Bosna topraklarında yol alırken, kendi de bir Boşnak olan seyahat rehberimiz 1992- 1995 yılları arasında yaşanan o korkunç trajediyi, yani yüzbinlerce Boşnak’ın hayatına mal olan soykırımın hikâyesini kendi ailesinin başından geçenlerle birlikte şöyle anlattı: “Bosna, Milosoviç’in Büyük Sırbistan hayali uğruna sistematik katliamlara uğradı. 1992’de Bosna’nın bağımsızlık ilânını Sırplar kabul etmedi; saldırıya geçtiler. Biz Boşnaklar,  her şeyden habersizdik ve bu saldırıya hazırlıksız yakalandık. Ne silahımız, ne askerimiz vardı. Aslında Sırplar ve Hırvatlar Bosna’yı paylaşmak üzere aralarında anlaşmışlar. Biz Boşnaklar saftık böyle bir saldırı olacağına inanmamıştık; iki ateş arasında kaldık. Sırplar ve onların çeşitli uluslardan tutulmuş paralı askerleri, askersiz, silahsız Boşnak şehirlerini kolayca ele geçirdi. Kadınlara tecavüz ettiler. Erkekleri öldürdüler. Gerçek bir soykırım olan Srebenitsa katliamı bunların en tanınmışıdır. BM 6 Boşnak şehrini güvenli bölge ilan etti. Fakat BM barış gücü olarak Srebinatsa’yı koruyan Hollandalı askerler Boşnakların silahlarını aldı, silahlı Sırpların şehre girmesine izin verdi. Bu katiller en az 15 bin Boşnak erkeği kurşuna dizerek öldürüp ve cesetlerini toplu mezarlara doldurdu. Bu tecavüz ve katliamlar dünyayı ayağa kaldırdı. Nato Sırp mevzilerini bombalamak zorunda kaldı. Hırvatlarla da anlaşmazlığa düşen Sırplar onlarla da mücadele etmeye başladı. NATO’nun bombalaması, Boşnak ve Hırvatların ilerlemesi üzerine Sırplar ateşkes ilan etti. 1995 yılında Deyton’da Bosna’nın bugünkü karışık yönetimi taraflarca kabul edilerek anlaşma imzalandı.” Rehberimiz: “Ailem varlıklıydı, savaş elimizde avucumuzda ne varsa götürdü. Savaştan sonra da yaşadıklarına, kaybettiklerine katlanamayan çok sayıda insan canına kıydı. Ne yazık ki; katillere yardım eden Hollandalı askerler ülkelerine kahraman gibi döndü; hatta ülkeleri tarafından madalya ile ödüllendirildi. Ratko Mladiç, Radovan Kradzic gibi soykırımcı katillere, yüzbinlerce cana karşılık toplam 420 yıl hapis ceza cezası verildi. En sonunda bu savaşı başlatanlar, bitirdi. Boşnaklar bu korkunç felakete rağmen yaralarını sarmaya gayret ettiler.” Diye ekledi.

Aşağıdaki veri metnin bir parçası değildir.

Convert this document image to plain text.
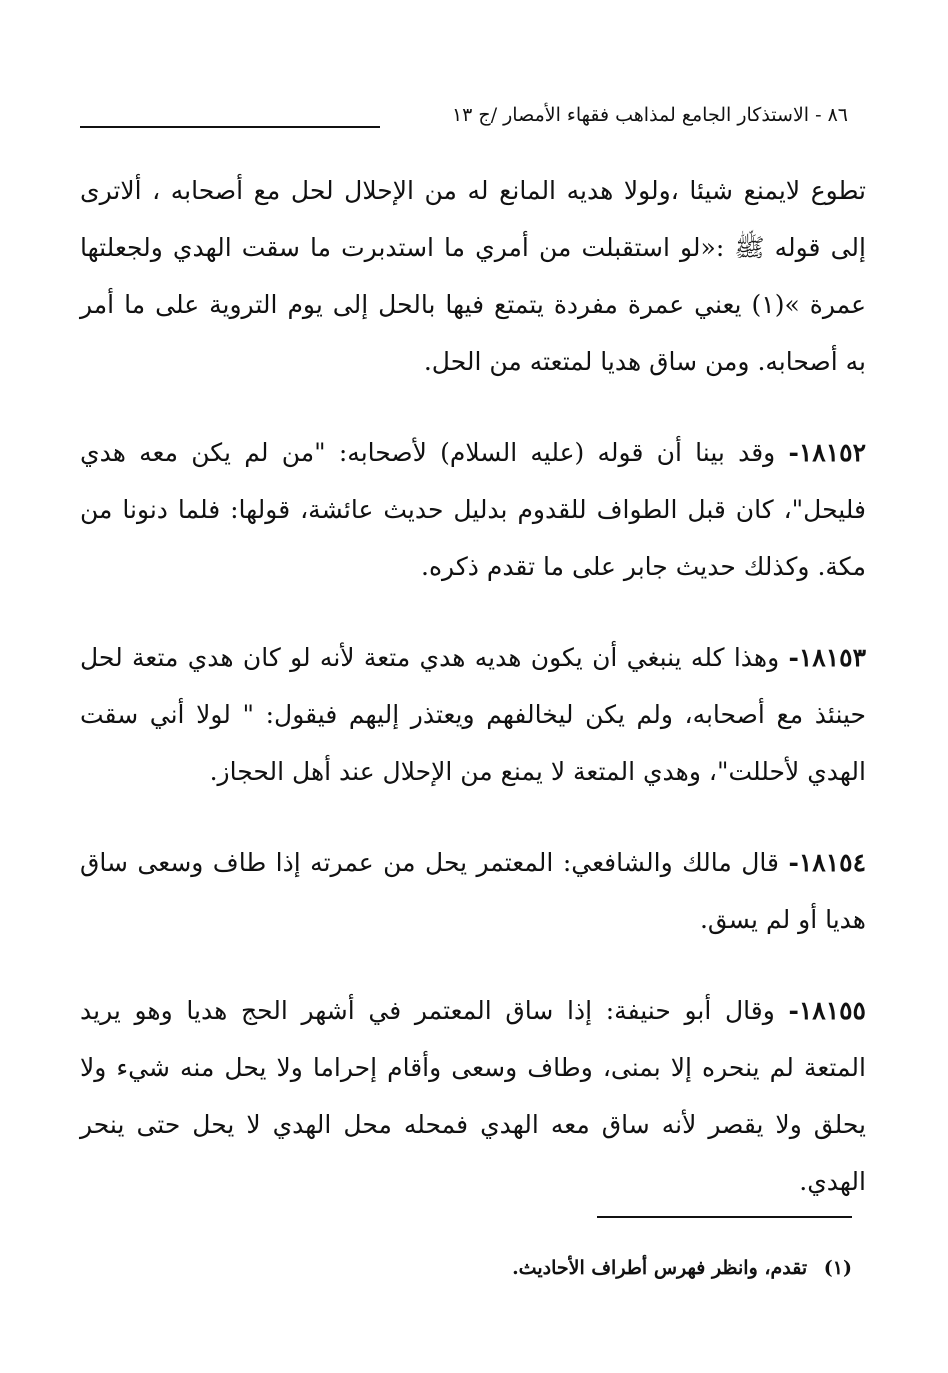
٨٦ - الاستذكار الجامع لمذاهب فقهاء الأمصار /ج ١٣

تطوع لايمنع شيئا ،ولولا هديه المانع له من الإحلال لحل مع أصحابه ، ألاترى إلى قوله ﷺ :«لو استقبلت من أمري ما استدبرت ما سقت الهدي ولجعلتها عمرة »(١) يعني عمرة مفردة يتمتع فيها بالحل إلى يوم التروية على ما أمر به أصحابه. ومن ساق هديا لمتعته من الحل.

١٨١٥٢- وقد بينا أن قوله (عليه السلام) لأصحابه: "من لم يكن معه هدي فليحل"، كان قبل الطواف للقدوم بدليل حديث عائشة، قولها: فلما دنونا من مكة. وكذلك حديث جابر على ما تقدم ذكره.

١٨١٥٣- وهذا كله ينبغي أن يكون هديه هدي متعة لأنه لو كان هدي متعة لحل حينئذ مع أصحابه، ولم يكن ليخالفهم ويعتذر إليهم فيقول: " لولا أني سقت الهدي لأحللت"، وهدي المتعة لا يمنع من الإحلال عند أهل الحجاز.

١٨١٥٤- قال مالك والشافعي: المعتمر يحل من عمرته إذا طاف وسعى ساق هديا أو لم يسق.

١٨١٥٥- وقال أبو حنيفة: إذا ساق المعتمر في أشهر الحج هديا وهو يريد المتعة لم ينحره إلا بمنى، وطاف وسعى وأقام إحراما ولا يحل منه شيء ولا يحلق ولا يقصر لأنه ساق معه الهدي فمحله محل الهدي لا يحل حتى ينحر الهدي.

(١) تقدم، وانظر فهرس أطراف الأحاديث.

Evet, bundan daha 20-25 yıl evvel, bütün dünya evlerinde televizyonda film seyreder gibi Avrupa’nın ortasındaki Bosna’da yüz binlerce Boşnak’ın öldürülmesini seyretti. 2 milyondan fazla insan evsiz, yurtsuz kaldı. Aileler parçalanıp insanlar çeşitli ülkelere dağıldı. İlk defa bu savaşta sistematik tecavüz kampları kurularak, kadınlara, çocuk yaşlarındaki kızlara tecavüz; etnik temizlik aracı olarak kullanıldı. On binlerce Bosnalı kadın tecavüze uğradı, tecavüz kamplarında tutulan bu kadınlar istemedikleri binlerce çocuğu dünyaya getirmek zorunda bırakıldı. Bu savaştan sonra tecavüz, savaş suçu, insanlık suçu olarak kabul edildi.   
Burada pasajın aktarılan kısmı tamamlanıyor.